= Mandarin (Jacksonville) =

Neighborhood in Jacksonville, Florida, United States

Mandarin is a neighborhood located in the southernmost portion of Jacksonville, in Duval County, Florida, United States. It is located on the eastern banks of the St. Johns River, across from Orange Park. It is a short drive south of Jacksonville's city center, and is bordered by Beauclerc to the north, Julington Creek to the south and St. John's River to the west.

Once called "a tropical paradise" by author and notable resident Harriet Beecher Stowe, Mandarin is known for its history, ancient oak trees draped with Spanish moss, parks, marinas and water views.

==History==
The area was established by the British in the 1760s, including the 10,000-acre plantation created by Francis Levett Sr. The Levetts cultivated a variety of crops and used enslaved people for this operation. The Treaty of Paris returned the area to Spain in 1783. Many other plantations were established under the Spanish, including the notable Kingsley Plantation.

In 1830, Mandarin was named after the mandarin orange by Calvin Reed, a prominent resident of the area. In the 19th century, Mandarin was a small farming village that shipped oranges, grapefruit, lemons and other fruits and vegetables to Jacksonville and points north on the steamships that traveled the St. Johns River. Zephaniah Kingsley purchased land in the area in 1814, and brought with him his enslaved wife, Anna Kingsley. "She actively participated in plantation management, acquiring her own land and slaves when freed by Kingsley in 1811."

In 1864, the Union steamship Maple Leaf hit a Confederate mine and sank just off Mandarin Point.

In the post-Reconstruction period, the majority of the residents, according to the censuses of 1870 and 1880, were African American. Three churches were established in the area, including the Philip R Cousin AME Church, founded in 1886. The majority of the land was planted with orange trees for many years, but a freeze in the early 1890s destroyed a lot of the crop. Orange farmers decided not to replant their destroyed trees; instead, they sold off former groveland to developers.

===Harriet Beecher Stowe===

In 1867, Harriet Beecher Stowe, the author of Uncle Tom's Cabin, bought a cottage in Mandarin. For the next seventeen winters, she welcomed tourists debarking from the steamers along the St. Johns River.

Although best known for her novel about the cruelty of slavery, Stowe also wrote about Florida. She had promised her Boston publisher another novel, but was so taken with northeast Florida that she produced instead a series of sketches of the land and the people. She submitted it in 1872 under the title Palmetto Leaves. Her second book did not outsell her first novel, but did have the effect of drawing rich and fashionable tourists to visit her.
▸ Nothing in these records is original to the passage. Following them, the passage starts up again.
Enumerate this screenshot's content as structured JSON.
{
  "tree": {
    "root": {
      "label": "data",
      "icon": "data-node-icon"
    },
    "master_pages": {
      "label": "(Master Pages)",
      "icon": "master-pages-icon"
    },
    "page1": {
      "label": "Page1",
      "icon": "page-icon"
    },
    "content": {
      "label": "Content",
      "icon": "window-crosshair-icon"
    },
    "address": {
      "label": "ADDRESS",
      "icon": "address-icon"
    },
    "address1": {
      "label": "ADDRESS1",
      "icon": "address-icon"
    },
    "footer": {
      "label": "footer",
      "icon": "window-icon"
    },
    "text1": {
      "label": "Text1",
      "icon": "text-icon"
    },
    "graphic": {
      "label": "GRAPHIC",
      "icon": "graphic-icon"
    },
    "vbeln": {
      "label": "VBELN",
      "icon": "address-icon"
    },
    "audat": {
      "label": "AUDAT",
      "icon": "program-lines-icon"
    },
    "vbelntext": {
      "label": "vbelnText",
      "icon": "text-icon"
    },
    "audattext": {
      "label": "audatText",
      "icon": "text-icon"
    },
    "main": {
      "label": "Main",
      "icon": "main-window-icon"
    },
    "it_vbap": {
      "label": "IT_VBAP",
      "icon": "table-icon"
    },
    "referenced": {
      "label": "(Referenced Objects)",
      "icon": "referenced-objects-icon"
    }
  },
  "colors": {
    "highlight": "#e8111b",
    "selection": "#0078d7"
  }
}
In Palmetto Leaves, Stowe describes life in Florida in the latter half of the 19th century; "a tumble-down, wild, panicky kind of life—this general happy-go-luckiness which Florida inculcates." Her idyllic sketches of picnicking, sailing, and river-touring expeditions; and simple stories of events and people in this tropical "winter summer" land became the first unsolicited promotional writing to interest northern tourists in Florida. A small chapel in Mandarin is dedicated to the author.

===20th century===
In 1968, the city of Jacksonville and most of Duval County formed a consolidated municipal unit. As part of this process, Mandarin ceased to exist as a political entity, and became part of the city of Jacksonville.
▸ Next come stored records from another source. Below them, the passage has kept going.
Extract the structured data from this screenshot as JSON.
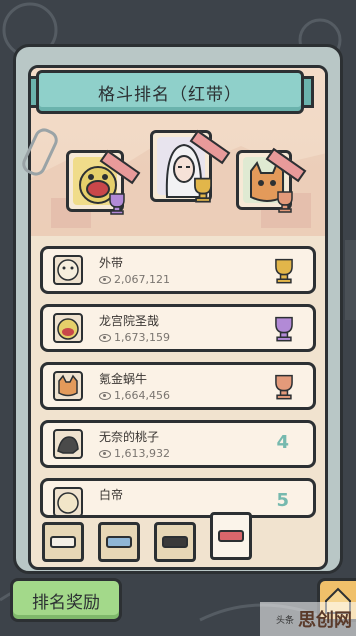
{
  "header": {
    "title": "格斗排名（红带）"
  },
  "podium": [
    {
      "place": 2,
      "trophy": "silver-trophy-icon",
      "color": "#b28ad6"
    },
    {
      "place": 1,
      "trophy": "gold-trophy-icon",
      "color": "#e2b64a"
    },
    {
      "place": 3,
      "trophy": "bronze-trophy-icon",
      "color": "#e39a7a"
    }
  ],
  "ranking": [
    {
      "name": "外带",
      "views": "2,067,121",
      "rank_icon": "gold-trophy-icon",
      "color": "#e2b64a"
    },
    {
      "name": "龙宫院圣哉",
      "views": "1,673,159",
      "rank_icon": "silver-trophy-icon",
      "color": "#b28ad6"
    },
    {
      "name": "氪金蜗牛",
      "views": "1,664,456",
      "rank_icon": "bronze-trophy-icon",
      "color": "#e39a7a"
    },
    {
      "name": "无奈的桃子",
      "views": "1,613,932",
      "rank": "4"
    },
    {
      "name": "白帝",
      "views": "",
      "rank": "5"
    }
  ],
  "tabs": [
    {
      "id": "white-belt",
      "color": "#f4efe6",
      "active": false
    },
    {
      "id": "blue-belt",
      "color": "#8fb6d6",
      "active": false
    },
    {
      "id": "black-belt",
      "color": "#3a3a3a",
      "active": false
    },
    {
      "id": "red-belt",
      "color": "#d9666b",
      "active": true
    }
  ],
  "footer": {
    "reward_label": "排名奖励"
  },
  "watermark": {
    "small": "头条",
    "text": "思创网"
  }
}
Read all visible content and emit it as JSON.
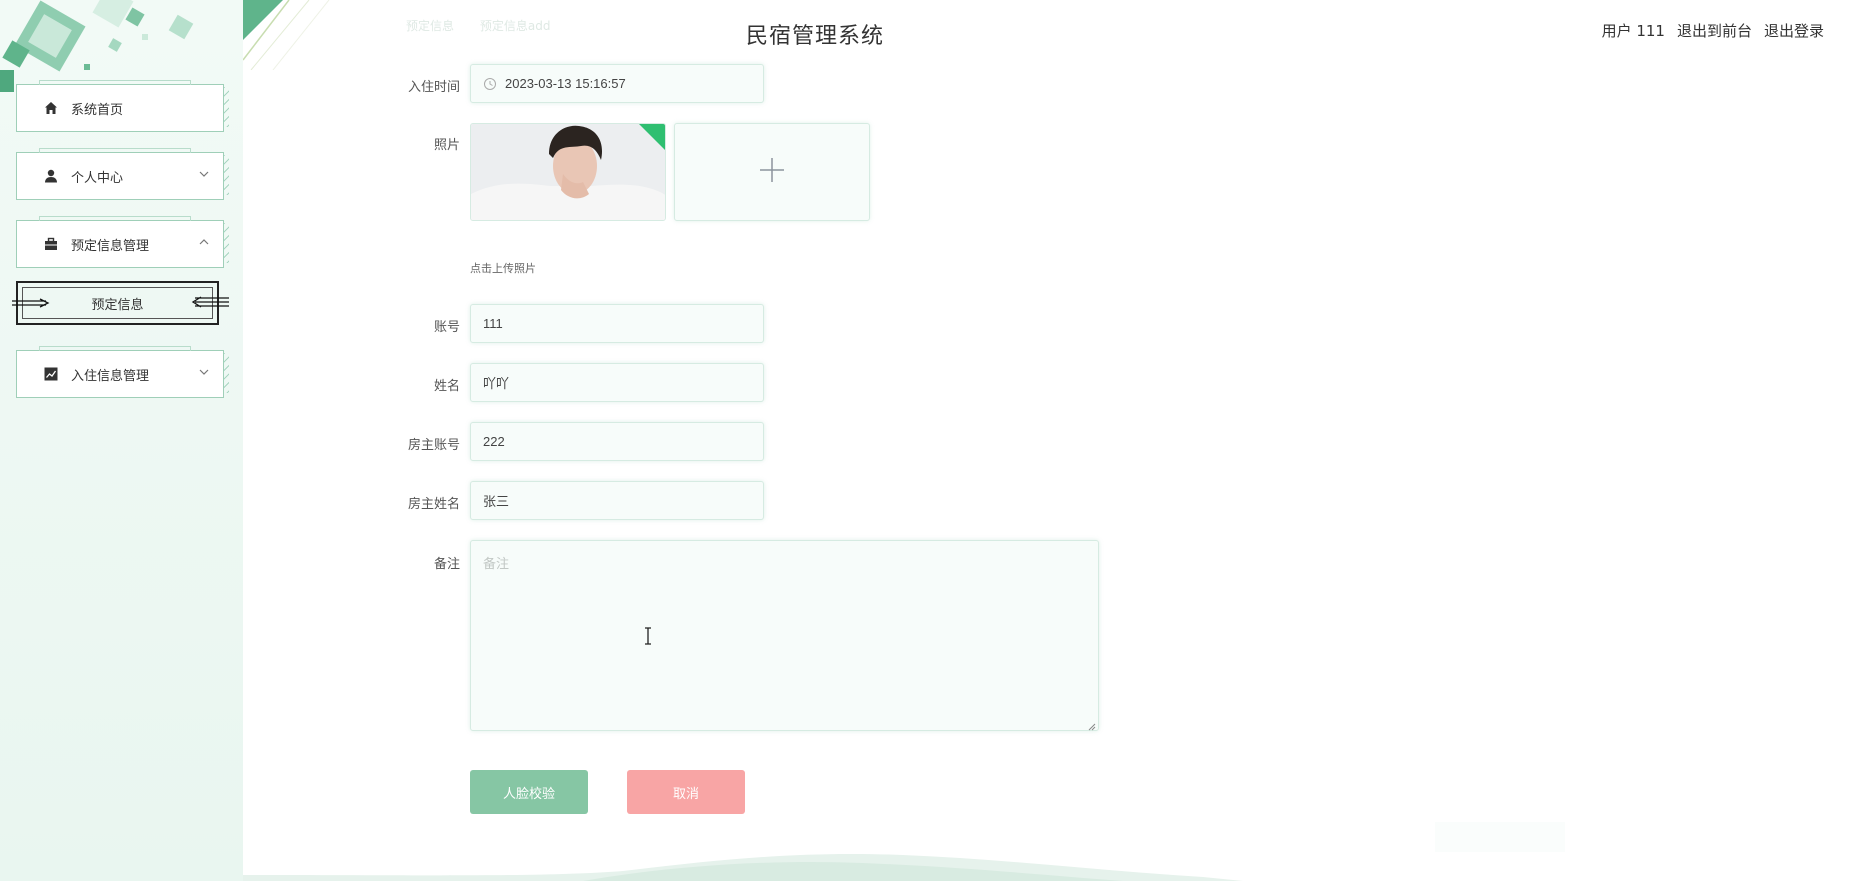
{
  "app_title": "民宿管理系统",
  "faint_tabs": [
    "预定信息",
    "预定信息add"
  ],
  "header": {
    "user_label": "用户 111",
    "front_label": "退出到前台",
    "logout_label": "退出登录"
  },
  "sidebar": {
    "items": [
      {
        "label": "系统首页",
        "icon": "home-icon"
      },
      {
        "label": "个人中心",
        "icon": "user-icon",
        "expanded": false
      },
      {
        "label": "预定信息管理",
        "icon": "briefcase-icon",
        "expanded": true
      },
      {
        "label": "入住信息管理",
        "icon": "chart-icon",
        "expanded": false
      }
    ],
    "submenu": {
      "label": "预定信息"
    }
  },
  "form": {
    "checkin_time": {
      "label": "入住时间",
      "value": "2023-03-13 15:16:57"
    },
    "photo": {
      "label": "照片",
      "hint": "点击上传照片"
    },
    "account": {
      "label": "账号",
      "value": "111"
    },
    "name": {
      "label": "姓名",
      "value": "吖吖"
    },
    "owner_account": {
      "label": "房主账号",
      "value": "222"
    },
    "owner_name": {
      "label": "房主姓名",
      "value": "张三"
    },
    "remark": {
      "label": "备注",
      "placeholder": "备注"
    }
  },
  "buttons": {
    "face_check": "人脸校验",
    "cancel": "取消"
  },
  "colors": {
    "accent": "#86c6a4",
    "danger": "#f8a5a5",
    "badge": "#2fbf71"
  }
}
In 1990, with the rapid growth of Mandarin, a new public high school was opened in the area. Several prominent citizens in Jacksonville urged that the new school be named Harriet Beecher Stowe High School, but the proposal did not receive widespread acceptance. The school was named Mandarin High School. An historical museum was founded in 1989, called The Mandarin Museum & Historical Society. It restored the Mandarin Historic Post Office and Walter Jones General Store. In 2000, the city opened the Walter Jones Historical Park, a 10-acre park, on the site. "The Mandarin Museum & Historical Society also acquired other historic structures to add to the park. These include an early 20th-century saw mill and a late 19th-century log cabin belonging to the Losco family, which was part of the largest wine operation in Northeast Florida". The 1898 St. Joseph's Mission Schoolhouse for African-American Children was moved to the museum property and opened to the public in 2016. The displays in the schoolhouse reflect the African American and Gullah Geechee heritage in Mandarin. In 2020, Mandarin had a population of approximately 9,000 residents and 3,800 households.

==Geography==
Mandarin is located at (30.1603, -81.6594).

===Famous residents===
- Allen Collins from the rock band Lynyrd Skynyrd resided some of his last years in Mandarin.
- Consumer advocate Joe Cury lived and worked in Mandarin.
- Business coach and consultant Libby Gill grew up in Mandarin.
- United States Congresswoman Val Demings was born and grew up in Mandarin.

==Landmarks==
The Lofton Cemetery, with marked headstones dated as far back as 1891, is in zip code 32223. The Mandarin Cemetery is situated on a site once part of the Seminole Wars. It also contains many historically important gravestones, going back to the 1800s.